In 2012, the Senate Finance Committee in the US started an investigation  into J&J, Purdue Pharma and Endo Pharmaceuticals regarding marketing efforts to increase the prescription of opioids.

In March, FDA declined to approve a generic version of old OxyContin because it was feared the new drug could be easily abused. The patent on the brand name drug had expired and several companies wanted to come out with a cheap, generic version. FDA said no.

FDA has gotten some heat over that call. It was seen by some as a gift to Purdue. That company pleaded guilty in 2006 and paid a $630 million fine for the misbranding of Oxycontin and for misleading doctors, consumers and FDA regulators about the dangers of the drug.

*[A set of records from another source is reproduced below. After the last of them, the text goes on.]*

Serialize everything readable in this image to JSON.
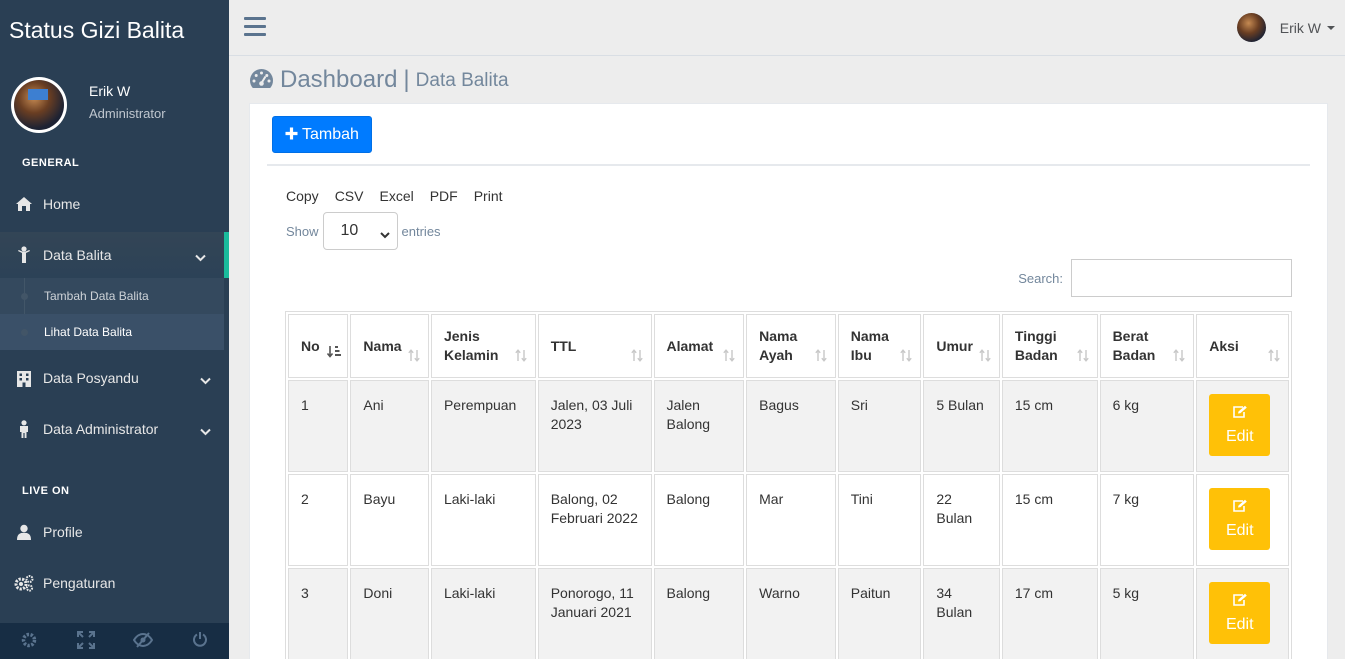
{
  "brand": "Status Gizi Balita",
  "user": {
    "name": "Erik W",
    "role": "Administrator"
  },
  "sections": {
    "general": "GENERAL",
    "live_on": "LIVE ON"
  },
  "menu": {
    "home": "Home",
    "data_balita": "Data Balita",
    "tambah_data_balita": "Tambah Data Balita",
    "lihat_data_balita": "Lihat Data Balita",
    "data_posyandu": "Data Posyandu",
    "data_administrator": "Data Administrator",
    "profile": "Profile",
    "pengaturan": "Pengaturan"
  },
  "header": {
    "title": "Dashboard",
    "separator": "|",
    "subtitle": "Data Balita"
  },
  "toolbar": {
    "add_label": "Tambah",
    "export": [
      "Copy",
      "CSV",
      "Excel",
      "PDF",
      "Print"
    ]
  },
  "length": {
    "show": "Show",
    "value": "10",
    "entries": "entries"
  },
  "search": {
    "label": "Search:",
    "value": ""
  },
  "table": {
    "headers": [
      "No",
      "Nama",
      "Jenis Kelamin",
      "TTL",
      "Alamat",
      "Nama Ayah",
      "Nama Ibu",
      "Umur",
      "Tinggi Badan",
      "Berat Badan",
      "Aksi"
    ],
    "edit_label": "Edit",
    "rows": [
      [
        "1",
        "Ani",
        "Perempuan",
        "Jalen, 03 Juli 2023",
        "Jalen Balong",
        "Bagus",
        "Sri",
        "5 Bulan",
        "15 cm",
        "6 kg"
      ],
      [
        "2",
        "Bayu",
        "Laki-laki",
        "Balong, 02 Februari 2022",
        "Balong",
        "Mar",
        "Tini",
        "22 Bulan",
        "15 cm",
        "7 kg"
      ],
      [
        "3",
        "Doni",
        "Laki-laki",
        "Ponorogo, 11 Januari 2021",
        "Balong",
        "Warno",
        "Paitun",
        "34 Bulan",
        "17 cm",
        "5 kg"
      ]
    ]
  },
  "colors": {
    "sidebar": "#2a3f54",
    "accent": "#1abb9c",
    "primary": "#007bff",
    "warning": "#ffc107"
  }
}
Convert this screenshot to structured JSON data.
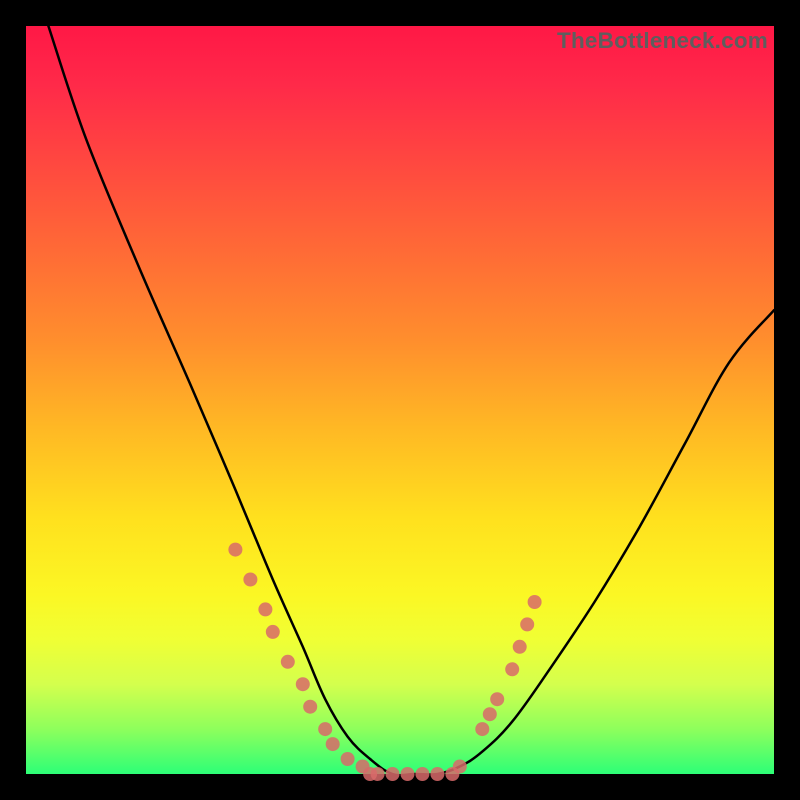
{
  "watermark": "TheBottleneck.com",
  "chart_data": {
    "type": "line",
    "title": "",
    "xlabel": "",
    "ylabel": "",
    "xlim": [
      0,
      100
    ],
    "ylim": [
      0,
      100
    ],
    "grid": false,
    "legend": false,
    "series": [
      {
        "name": "bottleneck-curve",
        "color": "#000000",
        "x": [
          3,
          8,
          15,
          22,
          28,
          33,
          37,
          40,
          43,
          46,
          49,
          52,
          55,
          58,
          61,
          65,
          70,
          76,
          82,
          88,
          94,
          100
        ],
        "y": [
          100,
          85,
          68,
          52,
          38,
          26,
          17,
          10,
          5,
          2,
          0,
          0,
          0,
          1,
          3,
          7,
          14,
          23,
          33,
          44,
          55,
          62
        ]
      },
      {
        "name": "markers-left",
        "type": "scatter",
        "color": "#d86a6a",
        "x": [
          28,
          30,
          32,
          33,
          35,
          37,
          38,
          40,
          41,
          43,
          45,
          46
        ],
        "y": [
          30,
          26,
          22,
          19,
          15,
          12,
          9,
          6,
          4,
          2,
          1,
          0
        ]
      },
      {
        "name": "markers-bottom",
        "type": "scatter",
        "color": "#d86a6a",
        "x": [
          47,
          49,
          51,
          53,
          55,
          57,
          58
        ],
        "y": [
          0,
          0,
          0,
          0,
          0,
          0,
          1
        ]
      },
      {
        "name": "markers-right",
        "type": "scatter",
        "color": "#d86a6a",
        "x": [
          61,
          62,
          63,
          65,
          66,
          67,
          68
        ],
        "y": [
          6,
          8,
          10,
          14,
          17,
          20,
          23
        ]
      }
    ],
    "annotations": []
  }
}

Purdue has sold a more tamper resistant version of OxyContin for 3 years. Purdue stopped shipments of the old drug at that time. FDA also has approved new labeling that say the new version is less prone to being abused. Purdue won’t have any competition for Oxycontin in the United States.

Still, FDA has defended its decision. FDA says that there is a major epidemic of prescription drug abuse in the US. When a safer option becomes available, FDA wants to get rid of the less safe option.